While they wanted to protect the woman, they wanted me dead. On the way out to run the errand, a family member of the the woman tried to prevent my "safe" escape by knocking down the board on the enclosed porch where my keys always hung during visits. Somehow, knocking down the board would have caused my keys to be "lost" (had my keys been on that board). It was almost as if he thought I too would be "lost to oblivion" along with my keys through the act of not being able to find my keys - as if I would "follow" my keys into the abyss of absolutely nothing. Only this time, this one time, I had not put my keys on the usual board - I had hung them up on another board. So, I had access to the keys to my car in which to "safely" escape.

Yet, in addition to trying to "lose" my keys, the family member had also broke my brakes and acceleration pedal, so that when I backed my car out of the driveway, my car wouldn't stop when I put on the brakes to shift it's direction forward. Not only would my car not stop, but it sped up as well.

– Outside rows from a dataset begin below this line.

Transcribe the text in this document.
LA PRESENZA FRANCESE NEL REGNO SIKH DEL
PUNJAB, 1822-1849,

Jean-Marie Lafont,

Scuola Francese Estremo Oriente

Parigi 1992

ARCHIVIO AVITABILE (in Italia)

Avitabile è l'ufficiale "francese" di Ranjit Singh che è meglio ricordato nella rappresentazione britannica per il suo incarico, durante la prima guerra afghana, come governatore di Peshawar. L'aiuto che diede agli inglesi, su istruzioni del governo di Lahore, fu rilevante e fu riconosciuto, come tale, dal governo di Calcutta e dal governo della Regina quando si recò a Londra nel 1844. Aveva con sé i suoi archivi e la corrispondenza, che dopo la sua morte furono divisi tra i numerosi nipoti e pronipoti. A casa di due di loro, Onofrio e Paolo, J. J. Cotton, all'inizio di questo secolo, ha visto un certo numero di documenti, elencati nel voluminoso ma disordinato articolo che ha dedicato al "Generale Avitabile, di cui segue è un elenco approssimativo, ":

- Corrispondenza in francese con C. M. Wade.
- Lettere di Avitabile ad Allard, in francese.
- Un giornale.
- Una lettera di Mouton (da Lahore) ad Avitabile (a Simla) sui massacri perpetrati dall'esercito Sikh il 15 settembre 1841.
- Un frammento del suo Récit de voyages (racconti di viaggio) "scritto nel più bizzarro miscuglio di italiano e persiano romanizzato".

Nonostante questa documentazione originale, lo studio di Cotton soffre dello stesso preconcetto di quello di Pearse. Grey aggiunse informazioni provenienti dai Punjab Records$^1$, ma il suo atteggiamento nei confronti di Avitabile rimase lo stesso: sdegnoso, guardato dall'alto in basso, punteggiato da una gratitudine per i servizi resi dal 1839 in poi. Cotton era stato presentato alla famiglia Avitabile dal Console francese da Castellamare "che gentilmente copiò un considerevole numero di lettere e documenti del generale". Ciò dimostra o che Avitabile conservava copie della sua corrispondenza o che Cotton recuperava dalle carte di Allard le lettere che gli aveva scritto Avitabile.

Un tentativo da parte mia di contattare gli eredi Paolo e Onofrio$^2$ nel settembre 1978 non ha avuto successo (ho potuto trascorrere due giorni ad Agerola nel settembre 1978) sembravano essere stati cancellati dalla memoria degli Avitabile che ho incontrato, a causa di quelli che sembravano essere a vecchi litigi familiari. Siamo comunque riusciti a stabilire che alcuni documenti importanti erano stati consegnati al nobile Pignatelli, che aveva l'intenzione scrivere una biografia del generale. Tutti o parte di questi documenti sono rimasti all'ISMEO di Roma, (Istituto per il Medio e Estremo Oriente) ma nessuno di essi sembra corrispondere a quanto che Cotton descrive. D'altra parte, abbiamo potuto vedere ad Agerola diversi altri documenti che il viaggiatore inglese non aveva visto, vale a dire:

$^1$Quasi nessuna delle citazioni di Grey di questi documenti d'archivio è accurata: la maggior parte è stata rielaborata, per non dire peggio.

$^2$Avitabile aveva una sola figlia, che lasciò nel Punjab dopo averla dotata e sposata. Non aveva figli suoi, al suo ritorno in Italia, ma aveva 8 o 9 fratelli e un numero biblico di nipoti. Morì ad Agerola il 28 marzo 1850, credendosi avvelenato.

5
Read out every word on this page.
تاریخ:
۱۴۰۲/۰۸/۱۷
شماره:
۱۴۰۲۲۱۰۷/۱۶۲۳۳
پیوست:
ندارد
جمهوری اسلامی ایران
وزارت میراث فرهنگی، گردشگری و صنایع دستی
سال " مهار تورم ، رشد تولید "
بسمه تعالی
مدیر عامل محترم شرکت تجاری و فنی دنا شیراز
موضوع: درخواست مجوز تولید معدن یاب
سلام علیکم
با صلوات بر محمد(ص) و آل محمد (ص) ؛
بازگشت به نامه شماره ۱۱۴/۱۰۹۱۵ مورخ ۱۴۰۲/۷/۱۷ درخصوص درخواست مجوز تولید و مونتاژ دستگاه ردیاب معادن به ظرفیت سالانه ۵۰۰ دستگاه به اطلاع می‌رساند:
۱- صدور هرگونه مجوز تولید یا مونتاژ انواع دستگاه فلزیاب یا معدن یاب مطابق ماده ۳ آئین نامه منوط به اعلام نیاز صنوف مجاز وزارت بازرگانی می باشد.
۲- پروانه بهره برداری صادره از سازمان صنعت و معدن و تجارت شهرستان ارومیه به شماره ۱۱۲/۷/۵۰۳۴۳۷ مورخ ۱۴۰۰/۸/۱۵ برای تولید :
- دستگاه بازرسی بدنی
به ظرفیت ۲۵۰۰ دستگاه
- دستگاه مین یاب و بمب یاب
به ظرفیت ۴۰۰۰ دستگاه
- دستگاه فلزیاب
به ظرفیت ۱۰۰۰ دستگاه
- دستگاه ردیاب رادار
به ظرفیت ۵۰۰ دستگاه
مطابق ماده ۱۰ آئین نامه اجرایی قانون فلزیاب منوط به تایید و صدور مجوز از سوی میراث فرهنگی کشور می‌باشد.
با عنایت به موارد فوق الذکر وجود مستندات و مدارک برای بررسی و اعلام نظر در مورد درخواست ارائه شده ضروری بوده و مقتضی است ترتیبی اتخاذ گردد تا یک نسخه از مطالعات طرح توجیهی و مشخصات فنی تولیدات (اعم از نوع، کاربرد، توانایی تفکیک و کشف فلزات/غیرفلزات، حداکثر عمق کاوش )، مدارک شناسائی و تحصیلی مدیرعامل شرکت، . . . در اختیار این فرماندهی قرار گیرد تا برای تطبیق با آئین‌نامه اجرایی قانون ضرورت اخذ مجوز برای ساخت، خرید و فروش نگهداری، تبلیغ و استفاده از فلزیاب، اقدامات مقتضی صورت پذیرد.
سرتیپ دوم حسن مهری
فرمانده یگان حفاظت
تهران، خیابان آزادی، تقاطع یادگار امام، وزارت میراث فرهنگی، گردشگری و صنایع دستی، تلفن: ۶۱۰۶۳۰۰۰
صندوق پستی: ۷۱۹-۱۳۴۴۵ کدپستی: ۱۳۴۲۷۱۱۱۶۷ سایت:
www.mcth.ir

I sped dangerously in reverse toward a bridge over a river in the darkness. I was steering in reverse. As I turned my head to guide my car over the bridge, I saw that the bridge was out. Half the bridge was gone, ripped out, torn in half. I was going to plunge into dark oblivion after all!

Nevertheless, I didn't give up steering my car faithfully down the middle of the bridge, even seeing the dead end coming up fast. I would steer my car clear up to the end - no matter the result. I kept both hands on the wheel, steering it "safely" with focused singleminded intent to avoid a collision with the hard steel sides of the bridge.

I prepared myself mentally for the plunge into dark oblivion. It never came.

As I arrived at the edge, where the second half of the bridge had been ripped off, a bar of sand (חול) materialized. My car came to a steady gentle halt upon firm land. There were workmen there on the sand which now formed the opposite landbank. They were surprised to see me, yet they were not surprised at all. They said "no one else has ever survived this before." No one else had ever "arrived" upon the sand before - all before had crashed into the sides of the bridge or plunged with uncontrolled terror over the ripped off edge of the bridge into dark oblivion. Except me. I had arrived.

I woke up.

And of Zebulun he said: Rejoice, Zebulun, in thy going out, and, Issachar, in thy tents. They shall call peoples unto the mountain; there shall they offer sacrifices of righteousness; for they shall suck the abundance of the seas, and the hidden treasures of the sand.

Devarim 33:18-19

As I wrote in Two Goats, Nogeáh V'eino Nogeáh:

(My story) has newly begun. Walking On Fire is a living witness to that which began over a decade ago, and to the brilliantly transformative power singularly tied to the higher service (mesirut nefesh) of the goat for Azazel - אתהפכא חשוכא לנהורא

The "sand" confirms it. The Hebrew word sand חול is from the shoresh חול meaning "starting", "beginning", "entering" and "prospering".